A experiência colaborativa foi muito maneira. Eu fiz um desafio, porque na época tava rolando esse negócio de desafio na internet, no começo da quarentena, e as pessoas foram me mandando ideias no direct. Aí eu peguei, montei um quebra-cabeças, vi que tinha conexão com a galera, que estava escrevendo a mesma coisa e montei a música com mais palavras. Eu lapidei, coloquei harmonia... São pessoas que eu conheço, mas que não são músicos. O Diego Lyra e o Pereira são músicos, mas o resto não. A experiência foi fantástica, eu nunca tinha feito música assim.

O “Pode Chegar” tinha uma pegada bem samba rock, já as músicas mais recentes tem influências novas, com uma pegada mais pop mesmo. É uma mudança intencional? O que você acha que difere nas fases da banda?

Eu acho que a banda vem mudando. Eu sempre fui um cara que gosta de misturar coisas, de descobrir novas sonoridades, eu sempre fui dessa onda, é da minha raiz. Tenho referências que vão de Chico Science a... sei lá, Claudinho e Buchecha (risos). É por isso que a sonoridade vem mudando. "Pra te Receber" tem uma influência mais pop. É intencional no sentido de descobrir sonoridades, tentar novas coisas, caminhar pra um ou outro lado.
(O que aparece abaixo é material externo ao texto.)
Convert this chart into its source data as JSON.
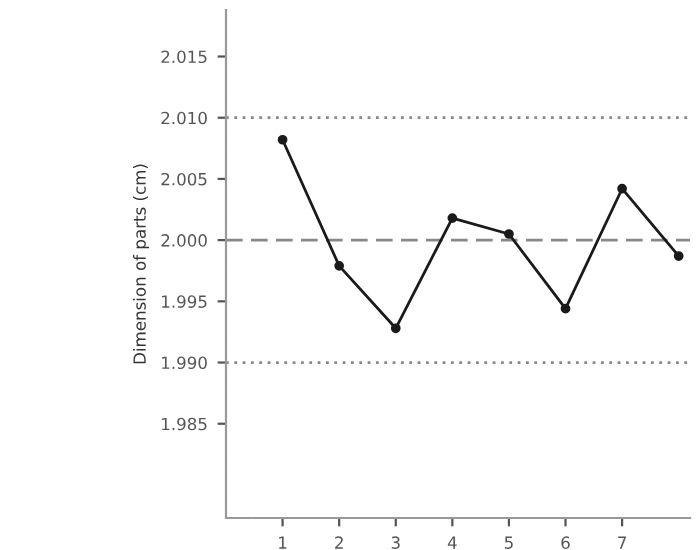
{
  "chart_data": {
    "type": "line",
    "ylabel": "Dimension of parts (cm)",
    "x": [
      1,
      2,
      3,
      4,
      5,
      6,
      7,
      8
    ],
    "series": [
      {
        "color": "#1a1a1a",
        "values": [
          2.0082,
          1.9979,
          1.9928,
          2.0018,
          2.0005,
          1.9944,
          2.0042,
          1.9987
        ]
      }
    ],
    "xlim": [
      0,
      8.2
    ],
    "xticks": [
      1,
      2,
      3,
      4,
      5,
      6,
      7
    ],
    "ylim": [
      1.9773,
      2.0188
    ],
    "yticks": [
      {
        "value": 1.985,
        "label": "1.985"
      },
      {
        "value": 1.99,
        "label": "1.990"
      },
      {
        "value": 1.995,
        "label": "1.995"
      },
      {
        "value": 2.0,
        "label": "2.000"
      },
      {
        "value": 2.005,
        "label": "2.005"
      },
      {
        "value": 2.01,
        "label": "2.010"
      },
      {
        "value": 2.015,
        "label": "2.015"
      }
    ],
    "ref_lines": [
      {
        "axis": "y",
        "value": 2.01,
        "color": "#888888",
        "line_style": "dotted"
      },
      {
        "axis": "y",
        "value": 2.0,
        "color": "#888888",
        "line_style": "dashed"
      },
      {
        "axis": "y",
        "value": 1.99,
        "color": "#888888",
        "line_style": "dotted"
      }
    ],
    "marker": "circle",
    "line_style": "solid",
    "grid": false,
    "legend": false
  }
}
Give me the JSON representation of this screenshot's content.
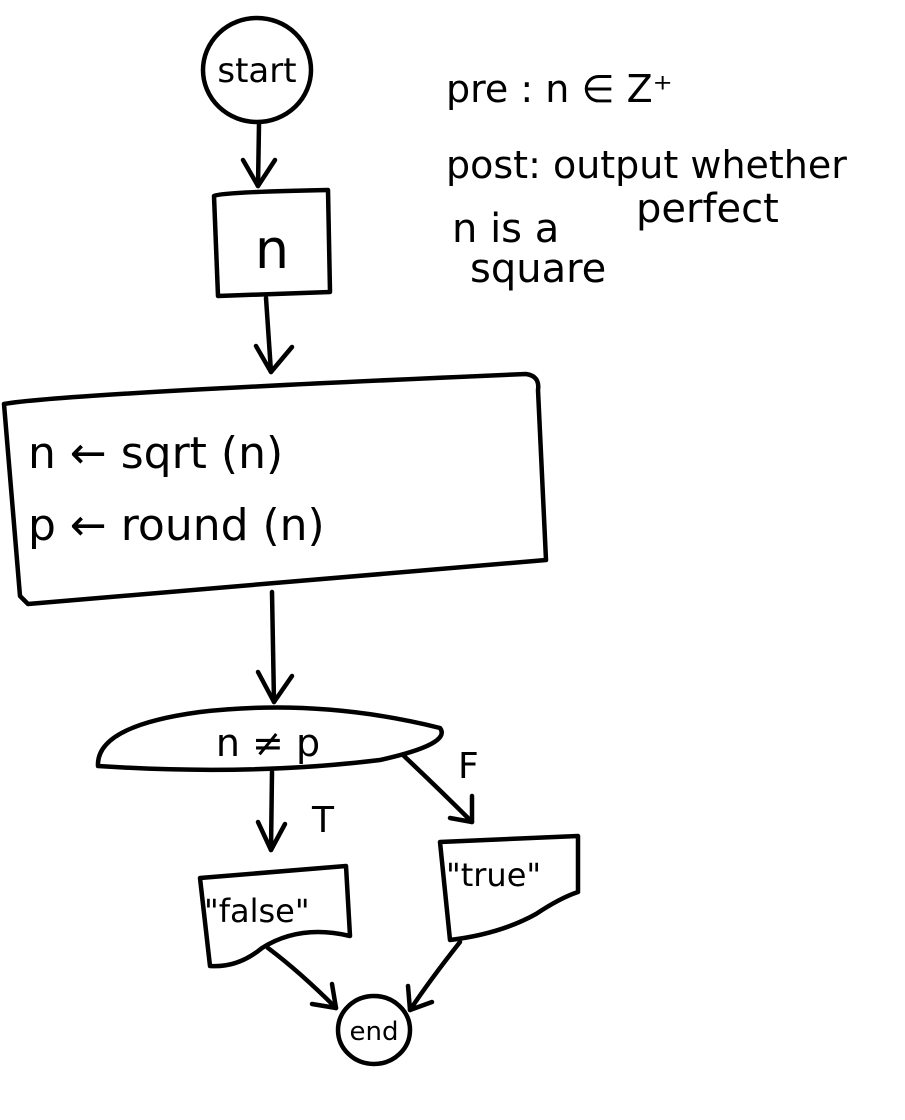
{
  "nodes": {
    "start": "start",
    "input": "n",
    "process_line1": "n ← sqrt (n)",
    "process_line2": "p ← round (n)",
    "decision": "n ≠ p",
    "output_false": "\"false\"",
    "output_true": "\"true\"",
    "end": "end"
  },
  "edges": {
    "true_label": "T",
    "false_label": "F"
  },
  "notes": {
    "pre": "pre : n ∈ Z⁺",
    "post_line1": "post: output whether",
    "post_line2a": "n is a",
    "post_line2b": "perfect",
    "post_line3": "square"
  }
}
A gente está se descobrindo como banda, descobrindo um novo nicho.

Muitas músicas lançadas desde o início da pandemia falam de passagem de tempo, do “quando isso tudo passar” da letra de “Pra te Receber”. Foi uma tentativa sua de um olhar positivo pra isso tudo, uma esperança?
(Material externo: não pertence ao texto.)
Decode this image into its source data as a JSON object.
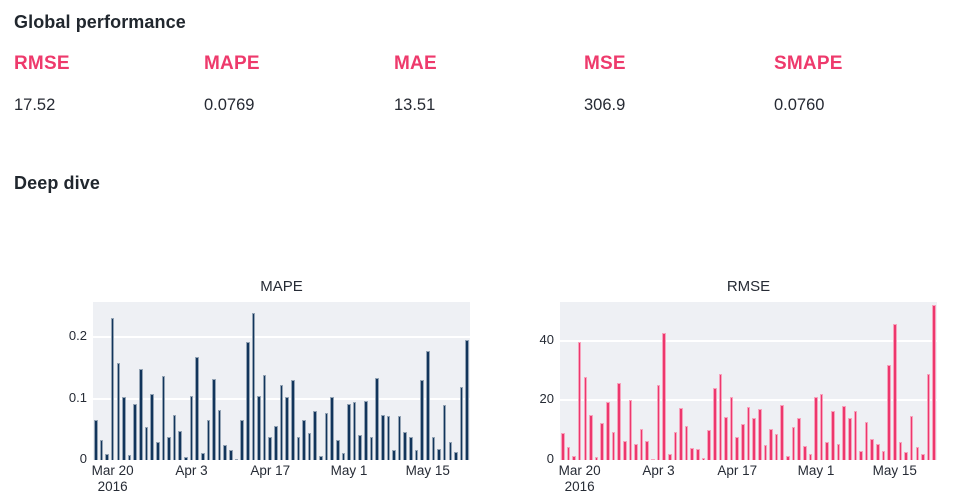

O momento que a gente tá vivendo, né? Não tem como. As pessoas estão cantando muito em cima desse tema e é normal. A gente está vivendo uma parada que a gente nunca viveu. A música fala justamente disso, de um olhar positivo, reflexivo sobre tudo isso. O que é mais legal é que, por exemplo, muita gente produziu sobre esse tema, mas grupos de samba, de sambalanço eu não vi. Vi gente da MPB, do rock, do pop rock... Da nossa vibe, mais alegre e tal, não vi ninguém escrevendo. É muito legal trazer uma onda positiva, uma letra reflexiva à tona.

Como você, como músico, tem lidado com a pandemia e a impossibilidade de shows?

Tá sendo muito difícil porque estamos acostumados com a noite, a tocar todo final de semana. Foi muito difícil ficar em casa e ter que me adaptar à situação. Até agora tem sido difícil porque todo mundo voltou a trabalhar, menos a gente.

Sendo uma banda do interior do Estado, como tem acompanhado essa nova cena que surge na Capital? Há novos nomes também surgindo em Cachoeiro e proximidades?

Eu tenho acompanhado a cena que surge na capital: a Gavi, o André Prando, o Dan Abranches, que é mais novo que essa galera ainda e é de Cachoeiro. A Gavi também é de Cachoeiro, mas agora mora em São Paulo. Realmente, de trabalho autoral (no interior) tem essa galera que foi pra Capital. Daqui da região, quem tem um som mais diferenciado em trabalho solo é mais a gente mesmo. De Vitória tem também o Diego Lyra, que vai lançar um trabalho solo também.

Vocês já têm dois discos ao vivo, um lançado este ano, há planos para um álbum de estúdio num futuro próximo?

A gente tem dois discos ao vivo, o DVD e a live, que não tava prevista, mas achamos legal e lançamos. Por enquanto pretendemos lançar singles e talvez um EP. Um álbum é uma coisa mais complexa, que requer muitas músicas, então estamos preferindo lançar singles.